牢は石壁と鉄格子に覆われているようだ。窓はなく、空気がすくなくて息苦しい。
わずかばかり、気持ち程度にあけられた穴は看守がのぞくためのもので、アルは石の箱につめられたような気分になった。
「しくじったか」
これからどうなるのか。体のいい人質となってしまった。
クリスの激怒した顔が頭に浮かぶ。いっそ自分を切り捨てて、それこそリオルネを王に仕立てればいいのかもしれない。
助けはないに等しいだろう。ランスロットとて、こんな所業を犯した王子には呆れ果てるにちがいない。
薄暗い牢屋は、過去の悪夢を彷彿とさせ、無意識に起こる震えに、アルは舌打ちする。
憎しみを忘れぬために、生きている、生きてゆくための意味を自身へ知らしめるためにあえて闇へ身を置いた。その暗い闇が今更恐いなど馬鹿げている。
目をつむり、深く深く長い息を吐き出す。
(闇はきらいだ。けれど光はもっと――)
闇は常に隣でアルを苦しめた。父に愛されなかった傷をさらに色濃くさせ、刻み付けた。されど同時に、深い深い傷痕により、自分は生きていて王になってやろうと思えた。
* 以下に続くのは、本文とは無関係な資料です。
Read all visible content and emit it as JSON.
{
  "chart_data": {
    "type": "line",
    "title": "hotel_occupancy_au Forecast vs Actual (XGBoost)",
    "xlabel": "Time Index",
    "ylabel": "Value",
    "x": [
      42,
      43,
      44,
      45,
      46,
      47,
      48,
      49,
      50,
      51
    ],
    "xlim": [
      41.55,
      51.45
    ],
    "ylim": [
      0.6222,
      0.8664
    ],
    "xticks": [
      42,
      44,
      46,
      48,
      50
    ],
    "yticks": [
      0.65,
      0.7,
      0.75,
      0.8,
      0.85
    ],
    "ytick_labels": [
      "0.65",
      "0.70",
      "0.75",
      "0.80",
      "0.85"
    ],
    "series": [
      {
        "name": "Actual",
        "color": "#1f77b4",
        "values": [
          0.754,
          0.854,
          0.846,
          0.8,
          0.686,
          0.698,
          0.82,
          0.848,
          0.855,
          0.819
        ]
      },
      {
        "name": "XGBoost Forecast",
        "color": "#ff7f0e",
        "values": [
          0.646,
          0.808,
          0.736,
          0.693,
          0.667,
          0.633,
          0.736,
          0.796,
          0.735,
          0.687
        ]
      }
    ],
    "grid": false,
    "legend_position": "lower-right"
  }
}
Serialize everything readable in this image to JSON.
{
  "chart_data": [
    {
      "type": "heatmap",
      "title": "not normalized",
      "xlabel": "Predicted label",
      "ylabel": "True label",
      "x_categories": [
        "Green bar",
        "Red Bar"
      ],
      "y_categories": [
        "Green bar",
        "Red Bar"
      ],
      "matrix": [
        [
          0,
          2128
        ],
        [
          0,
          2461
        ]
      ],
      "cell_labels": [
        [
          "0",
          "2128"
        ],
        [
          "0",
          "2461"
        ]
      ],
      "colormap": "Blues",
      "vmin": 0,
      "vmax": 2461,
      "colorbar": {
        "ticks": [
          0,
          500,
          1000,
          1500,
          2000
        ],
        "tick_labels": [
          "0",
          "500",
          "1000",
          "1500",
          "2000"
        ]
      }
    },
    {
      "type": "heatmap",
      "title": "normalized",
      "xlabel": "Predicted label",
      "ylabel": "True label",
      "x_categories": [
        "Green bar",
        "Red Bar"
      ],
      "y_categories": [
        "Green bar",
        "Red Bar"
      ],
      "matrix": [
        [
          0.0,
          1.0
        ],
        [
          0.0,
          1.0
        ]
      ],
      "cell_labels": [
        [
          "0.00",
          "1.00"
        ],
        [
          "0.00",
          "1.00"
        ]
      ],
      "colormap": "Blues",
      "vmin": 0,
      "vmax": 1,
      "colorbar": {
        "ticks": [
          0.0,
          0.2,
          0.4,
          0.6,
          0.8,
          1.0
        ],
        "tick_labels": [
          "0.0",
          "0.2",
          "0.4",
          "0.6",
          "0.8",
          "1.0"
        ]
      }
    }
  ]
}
そうすれば、父王は悔しいがるだろう。そしてきっと、母はよろこぶ。今度こそ、『いらないこども』ではなくなるのだから。
だからあえて闇を選んだ。選んでいたのに。
(光はなんて、まぶしい)
明かりを受け入れてみようとする自分。それは傷口を癒す行為に似ていて、吐き気がするほど嫌悪し、目眩がするほど焦がれた。
光はたしかにあたたかい。けれど同時に、思い出したくない記憶まで甦らせる。
闇よりもっと残酷な記憶。今のアルを打ち砕く記憶。
――あたたかい、手。わずかばかりの笑みをのせた口元。低い、心地よい、父親の声――
じくり、じくり、と胸を痛みが侵食していく。とじた瞼の裏で、緑色の瞳がこちらを見つめていた。
(燃える光は、赤だ)
目をつむっても、瞼の奥からちらちら浮かんでは消えてくれぬ光。
アルはただひたすら耐えるように、膝を抱え時が過ぎ去るのをじっと待つのだった。